For those days at each place we spend our time working extremely hard doing data analysis. We don’t get much time off, but when we do Steph and I take advantage. In Carlsbad, we got to swim for a bit and lay out. It was relaxing and just what we needed and wanted. The last day we got to tour the caverns, which was spectacular. At the other site, we got to go to the lake and get icecream. 

Now, it’s not all fun and games. We have a camping stove that we use to cook our dinner at hotels and when we’re camping. We eat canned food everyday. We have many different options and it’s honestly not even that bad, but having a meal out is a nice treat. 

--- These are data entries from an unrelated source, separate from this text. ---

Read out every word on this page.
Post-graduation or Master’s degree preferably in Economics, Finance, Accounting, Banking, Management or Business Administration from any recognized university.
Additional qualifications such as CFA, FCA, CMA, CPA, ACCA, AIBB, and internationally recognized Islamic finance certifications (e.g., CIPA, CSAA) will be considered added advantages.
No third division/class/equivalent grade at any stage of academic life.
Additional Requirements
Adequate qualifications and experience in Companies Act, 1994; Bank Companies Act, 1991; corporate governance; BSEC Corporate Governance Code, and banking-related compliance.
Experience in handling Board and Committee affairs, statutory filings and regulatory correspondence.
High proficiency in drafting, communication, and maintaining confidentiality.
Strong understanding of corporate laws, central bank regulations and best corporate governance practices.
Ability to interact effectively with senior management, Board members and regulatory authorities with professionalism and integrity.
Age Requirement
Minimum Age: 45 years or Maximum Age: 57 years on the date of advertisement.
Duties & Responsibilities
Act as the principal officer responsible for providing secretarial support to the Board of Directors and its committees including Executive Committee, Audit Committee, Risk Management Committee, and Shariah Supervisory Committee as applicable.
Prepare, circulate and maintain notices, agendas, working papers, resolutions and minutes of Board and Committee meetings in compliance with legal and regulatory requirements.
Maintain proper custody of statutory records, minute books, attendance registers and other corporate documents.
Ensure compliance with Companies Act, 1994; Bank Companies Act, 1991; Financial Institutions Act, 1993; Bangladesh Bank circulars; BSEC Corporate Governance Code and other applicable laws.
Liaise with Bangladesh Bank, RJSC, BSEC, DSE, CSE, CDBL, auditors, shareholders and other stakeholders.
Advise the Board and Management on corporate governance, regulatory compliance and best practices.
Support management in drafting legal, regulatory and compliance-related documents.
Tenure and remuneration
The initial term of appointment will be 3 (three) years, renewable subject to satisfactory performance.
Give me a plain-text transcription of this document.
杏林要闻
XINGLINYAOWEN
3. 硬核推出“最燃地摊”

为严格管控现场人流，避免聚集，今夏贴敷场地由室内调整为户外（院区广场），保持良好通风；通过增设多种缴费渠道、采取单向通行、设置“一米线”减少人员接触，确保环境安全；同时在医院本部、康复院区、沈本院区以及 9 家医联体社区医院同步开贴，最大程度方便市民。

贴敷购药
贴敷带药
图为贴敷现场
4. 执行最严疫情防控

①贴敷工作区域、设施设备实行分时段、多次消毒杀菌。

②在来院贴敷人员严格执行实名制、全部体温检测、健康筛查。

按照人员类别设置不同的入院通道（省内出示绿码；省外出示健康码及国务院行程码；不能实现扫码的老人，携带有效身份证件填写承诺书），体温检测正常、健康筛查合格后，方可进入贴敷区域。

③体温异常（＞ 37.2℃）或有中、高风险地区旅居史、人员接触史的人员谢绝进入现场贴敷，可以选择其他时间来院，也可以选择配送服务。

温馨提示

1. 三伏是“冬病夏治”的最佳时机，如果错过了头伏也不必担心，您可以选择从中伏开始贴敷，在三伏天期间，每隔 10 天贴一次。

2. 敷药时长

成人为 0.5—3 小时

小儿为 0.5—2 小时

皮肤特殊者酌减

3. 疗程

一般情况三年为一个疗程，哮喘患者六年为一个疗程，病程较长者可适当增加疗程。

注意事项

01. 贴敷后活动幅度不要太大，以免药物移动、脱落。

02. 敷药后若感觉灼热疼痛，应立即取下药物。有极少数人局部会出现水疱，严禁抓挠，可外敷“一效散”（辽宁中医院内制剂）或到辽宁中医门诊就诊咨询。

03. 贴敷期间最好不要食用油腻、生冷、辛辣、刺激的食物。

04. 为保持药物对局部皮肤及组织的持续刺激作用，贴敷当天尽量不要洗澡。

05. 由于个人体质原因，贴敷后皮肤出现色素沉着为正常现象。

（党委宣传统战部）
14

For me, the longer I am away the harder it is getting for me. I am really close to my family and of course miss them, my boyfriend, and my friends like crazy. These next few weeks, however, will go by very fast because for the next four locations we only spend four nights at each. 
I have been seeing some new animals too since my last post! It is so fun and I have been keeping a list because so much is different from the southwest than Indiana. Like rattlesnakes. So it’s official, I will forever live where there are no possibilities of rattlesnakes. Anyways, some new creatures I have seen include a badger, some lizards, an oryx, a gazelle, and even a desert tortoise. We couldn’t get close to the tortoise because their defense mechanism is to pee, but then they lose all of their water and usually die before they can find more. 

It is still exciting to see the new places because every cave is different, every sleeping arrangement is different, and all the people are different. We are still going strong. The journey continues for another 33 days! Three women, a dog, some bats, and 3100 miles into our trip!